On one stormy evening last summer, a group of Darby Dan Farm employees gathered at Lexington's Red Mile to cheer on a cherished four-legged athlete in his first race. They discussed running strategy and trained their runner to properly break from the gate. And when a herd of floppy-eared Dachshunds (a.k.a wiener dogs) came charging (more or less) down the stretch under the lights, Team Darby Dan cheered for second-place finisher Paco.
The about 3-year-old Paco belongs to Tracie Willis, financial controller at Darby Dan, but is loved by all in the farm office. Willis adopted Paco from the Lexington Humane Society two years ago when her elderly dog Buddy died. She hoped Paco might make friends with her dog Ginger, a longtime companion to Buddy. Ginger was struggling with the loss of Buddy and though Willis wasn't emotionally ready for another dog, she felt Ginger was lonely. She made an appointment at the shelter for a 'meet and greet' with a puppy she thought would be a good addition to the family. Ginger apparently didn't agree.
“She bit the puppy. Only my dog would bite a puppy,” said Willis. “I said, 'I'm going to leave now' because I was so mortified.”
(The puppy was none the worse for wear. Ginger was a former neglect case before Willis adopted her and lost her front teeth as a result long before this meeting, so her 'bite' was more of a 'gumming.')

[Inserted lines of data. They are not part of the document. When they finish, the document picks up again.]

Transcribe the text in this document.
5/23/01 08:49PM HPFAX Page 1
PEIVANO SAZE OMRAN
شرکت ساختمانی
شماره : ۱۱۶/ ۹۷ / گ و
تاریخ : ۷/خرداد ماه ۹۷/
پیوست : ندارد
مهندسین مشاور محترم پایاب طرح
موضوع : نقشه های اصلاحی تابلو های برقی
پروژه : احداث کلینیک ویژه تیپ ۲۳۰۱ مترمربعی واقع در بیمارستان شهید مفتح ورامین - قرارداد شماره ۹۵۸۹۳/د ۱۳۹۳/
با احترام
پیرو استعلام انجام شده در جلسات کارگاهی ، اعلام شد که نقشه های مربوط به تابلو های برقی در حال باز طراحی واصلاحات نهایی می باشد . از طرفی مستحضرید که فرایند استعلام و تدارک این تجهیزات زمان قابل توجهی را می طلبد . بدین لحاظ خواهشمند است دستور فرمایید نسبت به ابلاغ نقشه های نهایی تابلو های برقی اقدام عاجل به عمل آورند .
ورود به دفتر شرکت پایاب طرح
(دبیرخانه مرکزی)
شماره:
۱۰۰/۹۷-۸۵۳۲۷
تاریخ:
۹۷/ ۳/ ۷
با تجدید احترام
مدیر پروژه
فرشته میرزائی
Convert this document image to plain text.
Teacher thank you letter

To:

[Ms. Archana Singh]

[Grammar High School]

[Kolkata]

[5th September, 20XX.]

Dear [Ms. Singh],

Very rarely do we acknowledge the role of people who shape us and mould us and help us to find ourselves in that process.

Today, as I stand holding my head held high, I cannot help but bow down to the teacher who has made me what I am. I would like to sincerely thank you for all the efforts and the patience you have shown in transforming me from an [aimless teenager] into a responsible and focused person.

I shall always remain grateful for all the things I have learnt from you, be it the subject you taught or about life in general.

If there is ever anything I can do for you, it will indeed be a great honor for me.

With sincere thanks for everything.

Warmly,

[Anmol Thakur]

On their way out, a humane society employee suggested Willis take a look at a Dachshund who had come in as a stray. The shelter had held onto the dog for longer than usual, expecting to find an owner because the dog was so friendly and well-bred. Willis was skeptical but agreed to meet the young dog anyway.
“He came out and brought me a tennis ball, wagging his tail,” she remembered. “I brought Ginger in, and he wagged his tail at her, she wagged her tail at him, and they started licking each other. They're best friends.”
Paco accompanies Willis to the Darby Dan office occasionally during the week and is her constant companion when she's on weekend duty booking stallions for the breeding season. His favorite part of the day is when they take the shed sheets from the office to the barn.
“The stallion guys love him,” she said. “All week long it's 'How's Paco? Where's Paco? When is he coming in?'”
They love him so much, in fact, that stallion manager Ryan Watson lets Paco help him feed the stallions. Each afternoon, Watson makes his way down the aisle at mealtime carrying two buckets with Paco in tow, then leaves the dog and one bucket outside a stall while he ducks in to feed. (Watson insures the stallions and the dog are on opposite sides of the stall door so no one gets hurt.)
“He'll pretend he doesn't notice while Paco gets on his hind legs and tries eating out of the bucket. Then when Ryan comes out he sits down and pretends that he was just watching the bucket for him,” said Willis. “They will go stall to stall together. It is adorable.”
Paco's predecessor, Buddy, had traveled the wiener dog racing circuit and Willis had no idea whether Paco would have any interest or show any speed. The stallion crew at Darby Dan decided they could get the young dog racing fit with the right preparation. Watson saved a box and outfitted it to resemble the start box Dachshunds must jump out of. Ryan Norton, stallion director, came up with an idea for the perfect treat to lure Paco into breezing speed.
Paco, as it happens, is an 'easy keeper' – meaning Willis is constantly working to keep weight off him. His treat of choice is the unexciting piece of carrot.
“He said, 'You have got to stop feeding him carrots, and when you step out onto that track, you've got to offer him a hot dog. I guarantee you, that dog will run for a hot dog,'” laughed Willis.
Willis took Paco to Red Mile's annual Wiener Dog Race in summer 2018, ready with the perfect lure and an enthusiastic cheering section. Paco broke out of the box well and quickly put daylight between him and the rest of the field. He encountered serious traffic when a competitor hit him broadside in the stretch, spinning him 360 degrees and taking his momentum. Willis reminded Paco of the hot dog in her hand, which renewed his interest and he rebroke to come in second. His finish in the heat qualified him for the final race, where he placed a hard-trying fourth.
“The guys from the stallion barn came down afterwards and said 'We need to put some blinkers on him.' They're already planning for next time,” she said. “I booked last weekend and Gabriel [Rodriguez, assistant stallion manager] told me 'Yeah we need to get him back in training.' The race isn't until July.”
When it comes, Paco and his crew will be ready – maybe even with customized Darby Dan blinkers.